Through the adventurous stories I had heard about college, I always wondered if I would ever fit in. Ever since childhood, I found myself to be a timid girl. As I got to high school, my personality began to emerge from being shy to now relaxed. The first time that I set foot in VCU, I felt that it was time to make myself a new person, someone who's more outgoing and a bit carefree. I believed that the masses of diversity here would be a great way to get to know others and make friendships that will last. I can say for sure that these enjoyable semesters in college have really given me an opportunity to understand and evaluate myself better. I believe that college life has also made me an independent and strong student. In high school, there have been many instances where counselors tell you how to map out your career plan, but college has allowed me to take risks, even if I'm not sure about their outcomes. I believe that this is the right time in my life to experiment with ideas.
From August of 2015 to June of 2018, I recognize a great transformation in myself. Whether it's my personality or my academics, I believe that college has made me a more responsible adult. Just recently, I met up with a very close high school friend of mine and she herself stated that I was a much lighter and an "out there" person now. She loved seeing this change in me, just like I enjoyed it myself. Furthermore, even though I started becoming acquainted with college life, I was careful not to party away my grades and hard work. I understand that college can become hard at times, but it's not as stressful if I learn how to prioritize, use my time wisely, and manage my studies accordingly. I think that you have to be the one to decide what's best for your career and know where your commitments lie. The previous semesters have taught me a lot about what plan of focus works proficiently for me.

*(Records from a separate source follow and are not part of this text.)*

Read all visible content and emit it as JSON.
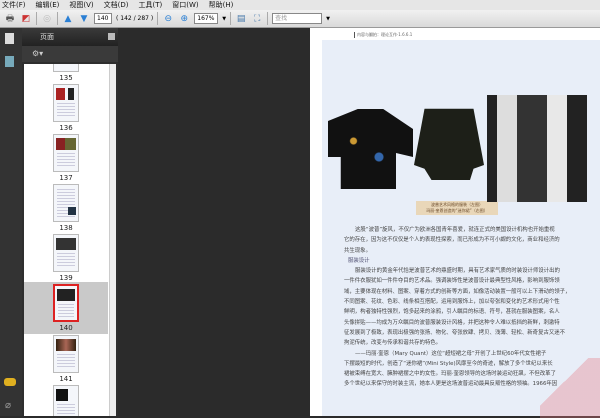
{
  "menu": [
    "文件(F)",
    "编辑(E)",
    "视图(V)",
    "文档(D)",
    "工具(T)",
    "窗口(W)",
    "帮助(H)"
  ],
  "toolbar": {
    "page_input": "140",
    "page_count": "( 142 / 287 )",
    "zoom": "167%",
    "search_placeholder": "查找"
  },
  "panel": {
    "title": "页面"
  },
  "thumbnails": [
    {
      "label": "135"
    },
    {
      "label": "136"
    },
    {
      "label": "137"
    },
    {
      "label": "138"
    },
    {
      "label": "139"
    },
    {
      "label": "140",
      "selected": true
    },
    {
      "label": "141"
    }
  ],
  "document": {
    "running_head": "内容与翻拍：理论互作·1.6.6.1",
    "caption": [
      "波普艺术风格的服装（左图）",
      "玛丽·奎恩创造的“迷你裙”（右图）"
    ],
    "paragraphs": [
      "这股“波普”旋风，不仅广为欧洲各国青年喜爱，就连正式的美国设计机构也开始重视",
      "它的存在，因为这不仅仅是个人的表现性探索，而已形成为不可小觑的文化，商业和经济的",
      "共生现象。",
      "服装设计",
      "服装设计的黄金年代恰是波普艺术的鼎盛时期，具有艺术家气质的时装设计师设计出的",
      "一件件衣服犹如一件件夺目的艺术品。强调装饰性是波普设计最典型性风格，影响到服饰领",
      "域，主要体现在材料、图案、穿着方式的创新等方面，如像活动装置一般可以上下滑动的领子，",
      "不同图案、花纹、色彩、线条相互搭配，运用到服饰上，加以夸张和变化的艺术形式用个性",
      "鲜明，构者独特性强烈，饱多起来的涂鸦，引人瞩目的标语、符号，甚就在服装图案，名人",
      "头像拼贴——均成为万众瞩目的波普服装设计风格，并把这种令人难以抵挡的新鲜，刺激特",
      "征发展到了极致，表现出极强的张扬、物化、夸张放肆、拷贝、浅薄、轻松、新奇复古又迷不",
      "拘泥传统，改变与传承和谐共存的特色。",
      "——玛丽·奎恩（Mary Quant）这位“超短裙之母”开创了上世纪60年代女性裙子",
      "下摆最短的时代，创造了“迷你裙”(Mini Style)风靡至今的奇迹，解放了多个世纪以来长",
      "裙被束缚在宽大、臃肿裙摆之中的女性。玛丽·奎恩领导的这场时装运动狂飙，不但改革了",
      "多个世纪以来保守的时装主流，她本人更是这场波普运动最具反叛性格的领袖。1966年因"
    ]
  },
  "colors": {
    "selection": "#d22222",
    "dark": "#2b2b2b"
  }
}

I feel that my family and friends have played a major role in this transition because they have been extremely supportive and always have the right words to say in times of distress. They are the reason why I believe I can do better each day. Going home for breaks seems like an amazing time to release all the tight wound thoughts that I kept locked in my head. The test anxiety, numerous assignments, and every other thing that snatched my thoughts away from a peaceful nap are finally over. Shockingly, every time I come home, I feel like a celebrity in my house; whenever we have get-togethers, my family and relatives ask: how's school, how's living in Richmond like, how are your grades, etc. I gave the same basic answers, but these instances made me realize that not only my family, but everyone whose lives are connected to mine, care about my career and are wishing for me to succeed. Furthermore, even over break, I feel like I am ready to complete another great semester here!